Gorzów za mocny. 36 pkt rybnickich żużlowców
Nie było niespodzianki w Gorzowie. Miejscowa Stal, lider PGE Ekstraligi – okazał się lepszy od ekipy KS ROW.
Rybniccy żużlowcy, walczyć o kolejne ligowe punkty, pojechali do Gorzowa. Tam zmierzyli się z liderem PGE Ekstraligi – miejscową Stalą. Podopieczni Piotra Żyto nie byli faworytem tej potyczki. Większość fachowców, którzy typowali wynik spotkania Stal – ROW, twierdziła – że rybniczanie maksymalnie mogą wywalczyć 37 pkt. Nadzieję ekipy z G72 na lepszy wynik była bardzo dobra forma Grigorija Łaguty i Maxa Fricke’a, który dzień wcześniej stanął na podium półfinałów eliminacji do Grand Prix 2017. Zmartwieniem opiekuna Rekinów była słabsza postawa w ostatnich pojedynkach Rune Holty, Andreasa Jonssona i Damiana Balińskiego.
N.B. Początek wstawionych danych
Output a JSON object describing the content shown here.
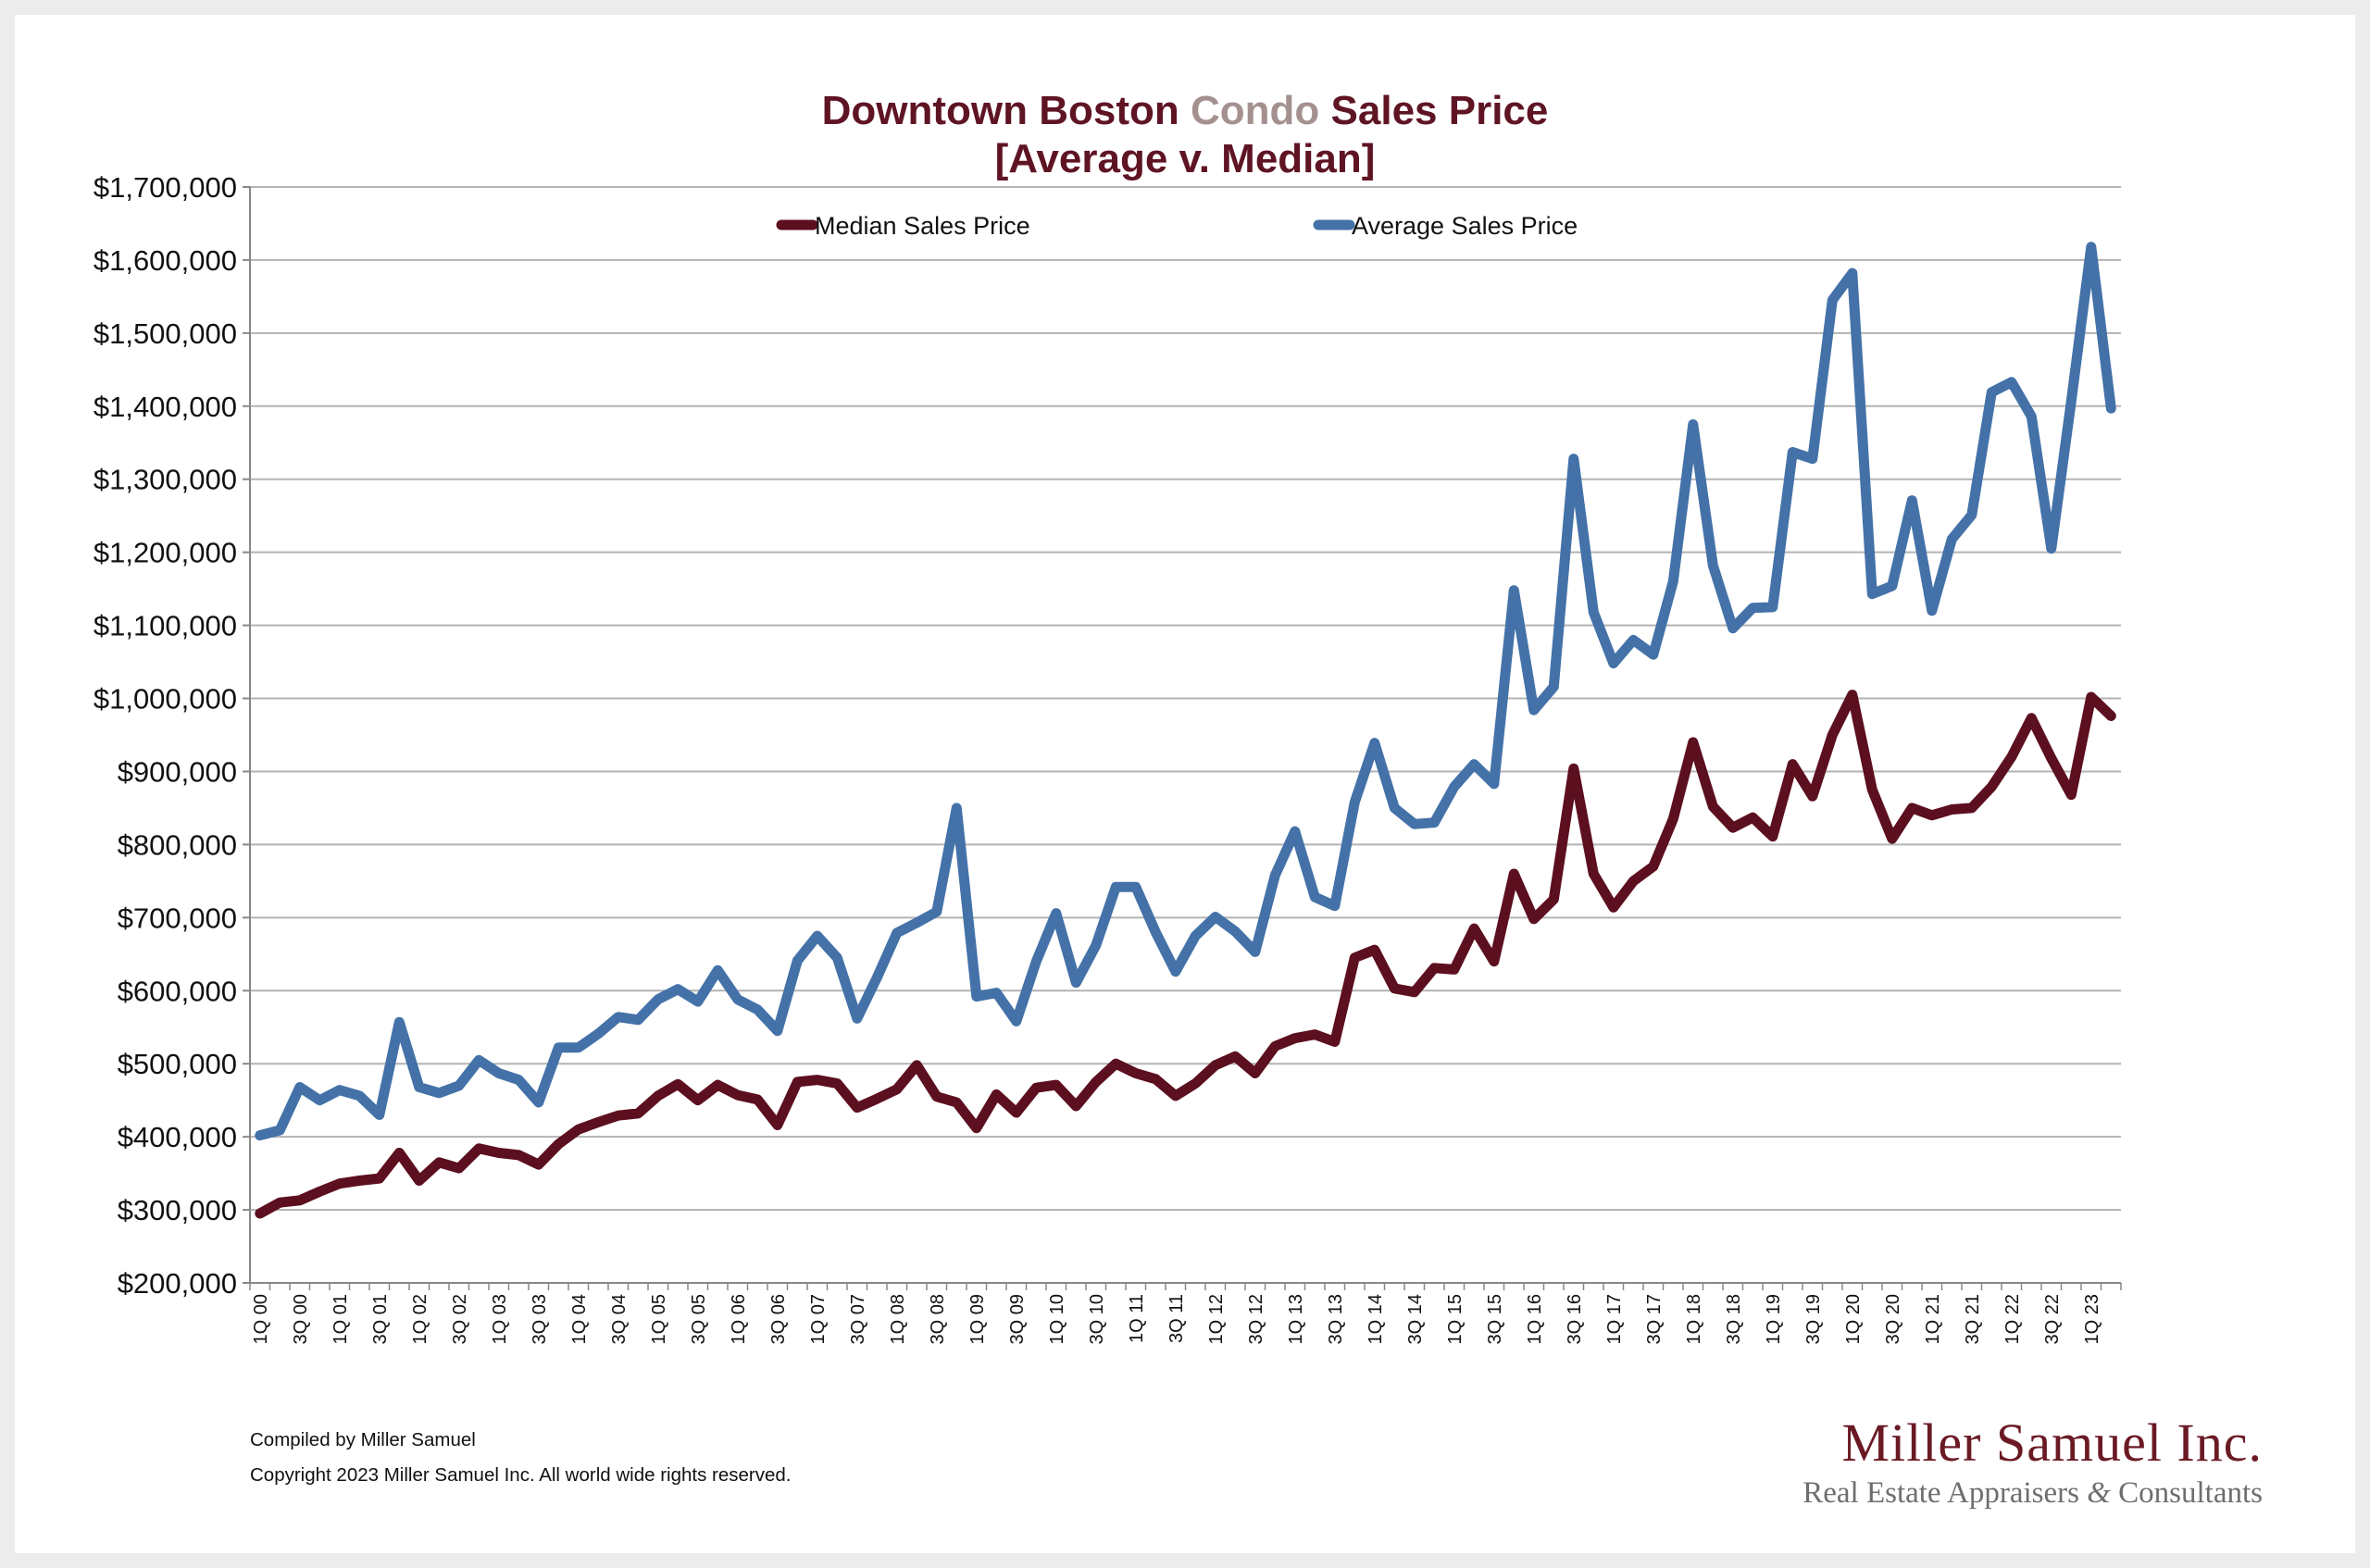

Spotkanie rozpoczęło się od sensacyjnego zwycięstwa pary Jonsson – Holta, która okazała się lepsza od obcokrajowców z Gorzowa: Nielsa Kristiana Iversena i Michaela Jepsena Jensena. Bieg juniorów zakończył się podwójną wygraną gospodarzy. O ile zwycięstwo Bartosza Zmarzlika nie dziwi, to na pewno porażka Kacpra Woryny z debiutującym w zespole Stali Rafałem Karczmarzem – nie ucieszył sympatyków KS ROW. Kolejne dwie gonitwy to dominacja miejscowych żużlowców. Drugą trójkę dorzucił do swojego dorobku Zmarzlik. Z dobrej strony pokazali się Przemysław Pawlicki i Krzysztof Kasprzak. Przed pierwszą kosmetyką tory było więc 18:8 dla Stali.
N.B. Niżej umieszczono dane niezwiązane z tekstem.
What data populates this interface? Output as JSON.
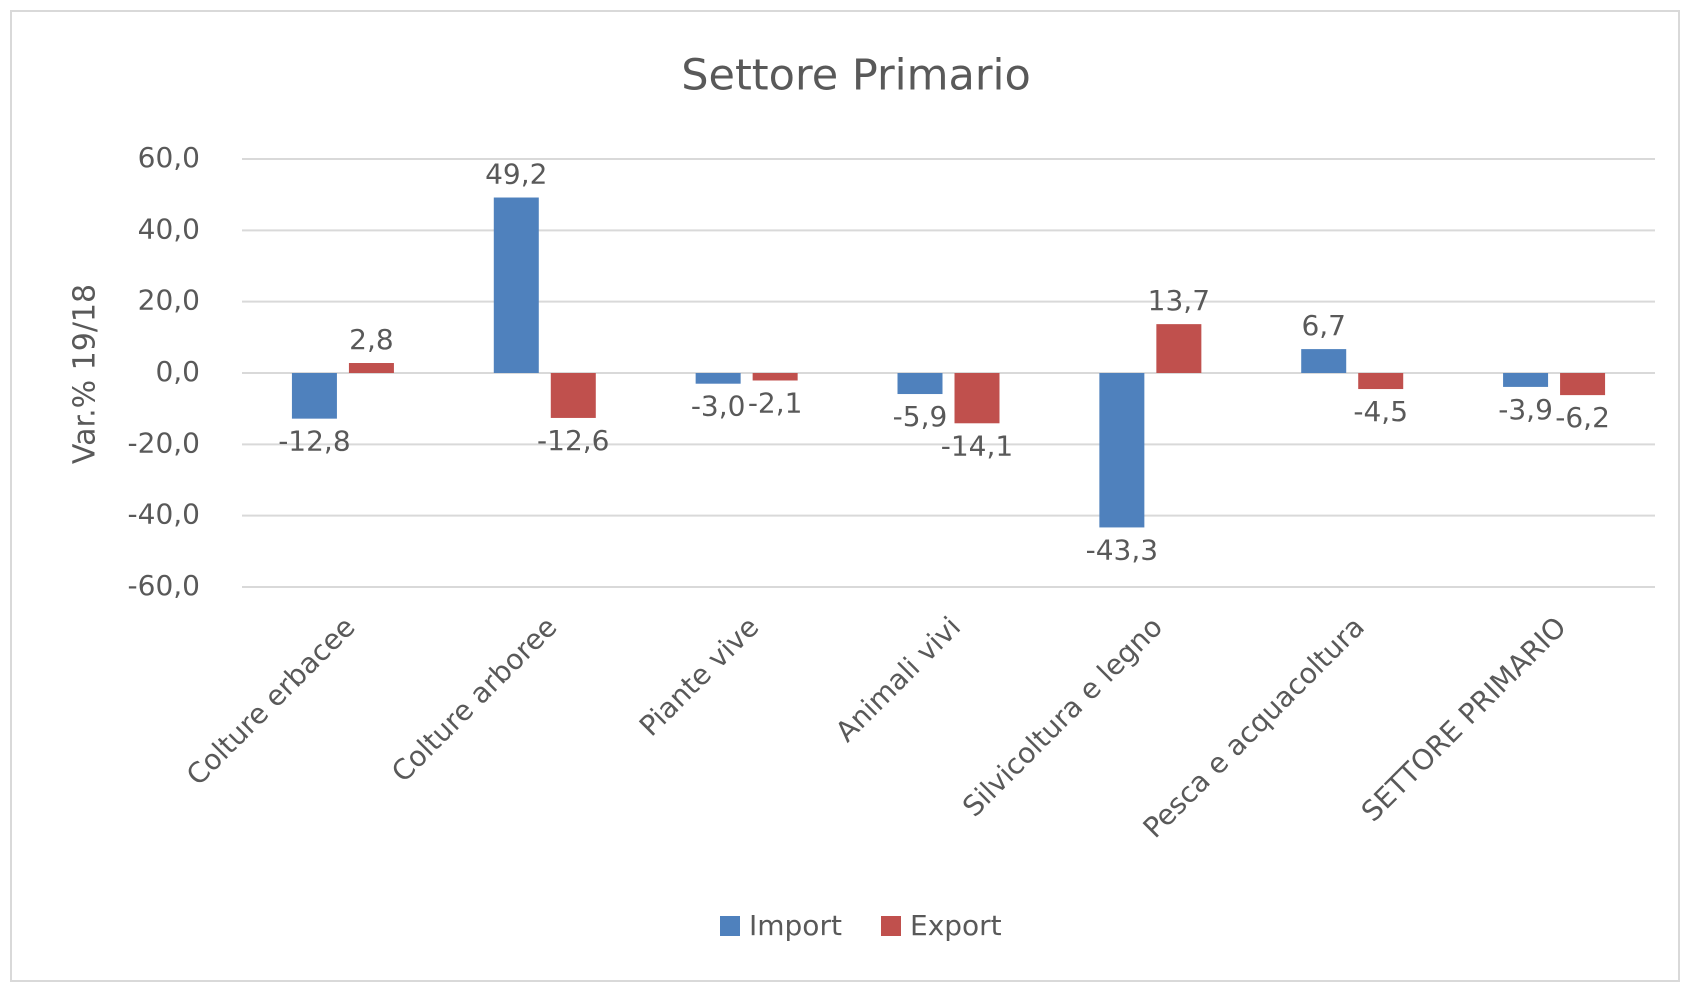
{
  "chart_data": {
    "type": "bar",
    "title": "Settore Primario",
    "y_label": "Var.% 19/18",
    "categories": [
      "Colture erbacee",
      "Colture arboree",
      "Piante vive",
      "Animali vivi",
      "Silvicoltura e legno",
      "Pesca e acquacoltura",
      "SETTORE PRIMARIO"
    ],
    "series": [
      {
        "name": "Import",
        "color": "#4f81bd",
        "values": [
          -12.8,
          49.2,
          -3.0,
          -5.9,
          -43.3,
          6.7,
          -3.9
        ],
        "value_labels": [
          "-12,8",
          "49,2",
          "-3,0",
          "-5,9",
          "-43,3",
          "6,7",
          "-3,9"
        ]
      },
      {
        "name": "Export",
        "color": "#c0504d",
        "values": [
          2.8,
          -12.6,
          -2.1,
          -14.1,
          13.7,
          -4.5,
          -6.2
        ],
        "value_labels": [
          "2,8",
          "-12,6",
          "-2,1",
          "-14,1",
          "13,7",
          "-4,5",
          "-6,2"
        ]
      }
    ],
    "ylim": [
      -60,
      60
    ],
    "yticks": [
      {
        "value": -60,
        "label": "-60,0"
      },
      {
        "value": -40,
        "label": "-40,0"
      },
      {
        "value": -20,
        "label": "-20,0"
      },
      {
        "value": 0,
        "label": "0,0"
      },
      {
        "value": 20,
        "label": "20,0"
      },
      {
        "value": 40,
        "label": "40,0"
      },
      {
        "value": 60,
        "label": "60,0"
      }
    ],
    "grid": true,
    "legend": "bottom"
  }
}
Druga seria biegów ponownie należała do gospodarzy. Przedziwny miała przebieg gonitwa nr 5. Do mety dojechał tylko Pawlicki. Holta zdobył dwa punkty, po tym jak upadł na ostatnim okrążeniu, ale z winy Cyfera, który został wykluczony. Jonsson również upadł na tor i dlatego nie otrzymał żadnego „oczka". Co więcej, Szwed na tym biegu zakończył udział w zawodach. 7 bieg Stal wygrała podwójnie, a mizernie po raz drugi zaprezentował się Łaguta. W tym momencie było już jasne, że bez dobrej jazdy swojego lidera – ROW w Gorzowie przyzwoitego rezultatu nie osiągnie.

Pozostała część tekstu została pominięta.